Apesar da adaptação às necessidades da competição eleitoral, as origens dos
partidos, ideologia e história do regime afectam a organização partidária,
programas e políticas adoptadas (Ware, 1996, pp. 20-24; Gallagher et al., 2006,
pp. 222-225).
Na distinção entre famílias partidárias europeias, a classificação mais
difundida é a de Beyme (1986). Forças políticas de uma mesma família podem ter
semelhanças consideráveis. No entanto, a classificação apresenta problemas,
como se vê pelas diferentes classificações atribuídas pelos autores a um mesmo
partido (cf. Hix e Lord, 1997, com Ware, 1996), as quais afectam sobretudo duas
das quatro famílias estudadas: liberais e conservadores (Lane e Ersson, 1999,
p. 108).
De entre as nove famílias partidárias identificadas por Beyme interessam-nos
apenas os liberais, os conservadores, os socialistas e os democratas-cristãos,
que dominaram a política da Europa ocidental nos últimos sessenta anos e
forneceram quase todos os líderes de governo.
Os liberais e os conservadores foram os primeiros partidos a formar-se, sem
grande organização e baseados numa elite profissional de intelectuais e
advogados (Beyme, 1986; Gallagher et al., 2006).

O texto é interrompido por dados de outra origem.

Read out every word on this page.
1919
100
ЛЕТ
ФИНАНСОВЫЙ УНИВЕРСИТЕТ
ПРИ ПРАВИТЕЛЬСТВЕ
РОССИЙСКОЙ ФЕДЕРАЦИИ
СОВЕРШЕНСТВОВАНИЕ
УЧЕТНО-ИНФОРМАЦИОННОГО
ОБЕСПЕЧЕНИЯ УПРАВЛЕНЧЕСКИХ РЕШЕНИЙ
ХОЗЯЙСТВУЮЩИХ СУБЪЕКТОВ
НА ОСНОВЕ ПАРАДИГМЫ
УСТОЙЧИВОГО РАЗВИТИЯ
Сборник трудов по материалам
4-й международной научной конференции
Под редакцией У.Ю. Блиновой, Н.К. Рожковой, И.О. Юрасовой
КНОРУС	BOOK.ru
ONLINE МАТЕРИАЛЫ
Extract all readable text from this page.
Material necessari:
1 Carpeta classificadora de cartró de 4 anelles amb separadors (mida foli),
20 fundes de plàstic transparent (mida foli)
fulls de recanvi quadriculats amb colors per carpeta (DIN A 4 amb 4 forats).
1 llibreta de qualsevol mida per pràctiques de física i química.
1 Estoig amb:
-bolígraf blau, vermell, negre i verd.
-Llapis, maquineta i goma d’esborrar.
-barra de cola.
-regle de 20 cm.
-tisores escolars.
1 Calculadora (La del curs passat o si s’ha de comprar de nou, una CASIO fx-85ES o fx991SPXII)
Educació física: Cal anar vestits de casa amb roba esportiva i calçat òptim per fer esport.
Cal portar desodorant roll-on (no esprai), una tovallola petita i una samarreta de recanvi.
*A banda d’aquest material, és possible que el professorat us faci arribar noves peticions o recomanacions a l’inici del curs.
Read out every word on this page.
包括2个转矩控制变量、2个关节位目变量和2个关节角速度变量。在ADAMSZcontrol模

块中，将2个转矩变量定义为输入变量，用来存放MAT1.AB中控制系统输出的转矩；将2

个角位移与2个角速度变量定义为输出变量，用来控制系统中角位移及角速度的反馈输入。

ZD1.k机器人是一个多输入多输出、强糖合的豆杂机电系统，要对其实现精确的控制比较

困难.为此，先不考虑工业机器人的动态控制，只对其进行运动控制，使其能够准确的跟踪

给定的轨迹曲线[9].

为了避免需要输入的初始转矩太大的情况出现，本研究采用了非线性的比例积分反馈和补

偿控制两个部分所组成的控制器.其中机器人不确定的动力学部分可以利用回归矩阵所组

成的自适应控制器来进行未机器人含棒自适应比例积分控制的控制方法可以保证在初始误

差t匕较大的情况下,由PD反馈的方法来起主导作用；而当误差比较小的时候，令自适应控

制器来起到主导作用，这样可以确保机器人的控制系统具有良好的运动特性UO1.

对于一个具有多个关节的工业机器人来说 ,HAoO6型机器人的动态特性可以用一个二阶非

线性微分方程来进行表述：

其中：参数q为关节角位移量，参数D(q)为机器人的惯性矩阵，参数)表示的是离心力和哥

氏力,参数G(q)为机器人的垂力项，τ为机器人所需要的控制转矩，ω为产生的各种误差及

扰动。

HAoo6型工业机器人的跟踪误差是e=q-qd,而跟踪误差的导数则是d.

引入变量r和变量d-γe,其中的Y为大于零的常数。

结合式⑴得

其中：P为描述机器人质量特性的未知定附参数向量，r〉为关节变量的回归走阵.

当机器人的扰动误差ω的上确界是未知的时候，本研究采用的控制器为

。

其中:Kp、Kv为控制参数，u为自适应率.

Só no fim do século xix
surgiram os partidos socialistas, com a importância das organizações colaterais
partidárias a atingir o pico na época do partido de massas (até 1960), em que
estruturas densas criavam uma subcultura socioeconómica que "cercava"
os indivíduos: França IV e V, Luxemburgo, Finlândia e Itália. Quanto aos
democratas-cristãos, também de origem externa, considera-se, todavia, que têm
menos características de partidos de massas do que os socialistas.
Comparativamente, estes partidos religiosos apresentam um nível de organização
mais fraco, apesar de esta ser mais elevada do que entre os partidos liberais e
entre os conservadores (Pelinka, 2004; Krouwel, 2006, p. 255).
Na literatura, as referências às influências dos partidos sobre o recrutamento
político surgem de forma pouco sistemática. Mas as diferenças sentem-se na
comparação entre a esquerda e a direita. A primeira tem de desenvolvê-lo desde
as organizações de basemesmo para cargos de liderança, pois, em comparação com
o seu pólo ideológico rival, não possui a mesma capacidade de recrutamento.
Como refere Putnam (1976, p. 51), a direita tem maior capacidade de acesso às
fontes tradicionais de recrutamento, sejam elas as classes socioeconómicas
favorecidas, as instituições educativas de elite ou a função pública.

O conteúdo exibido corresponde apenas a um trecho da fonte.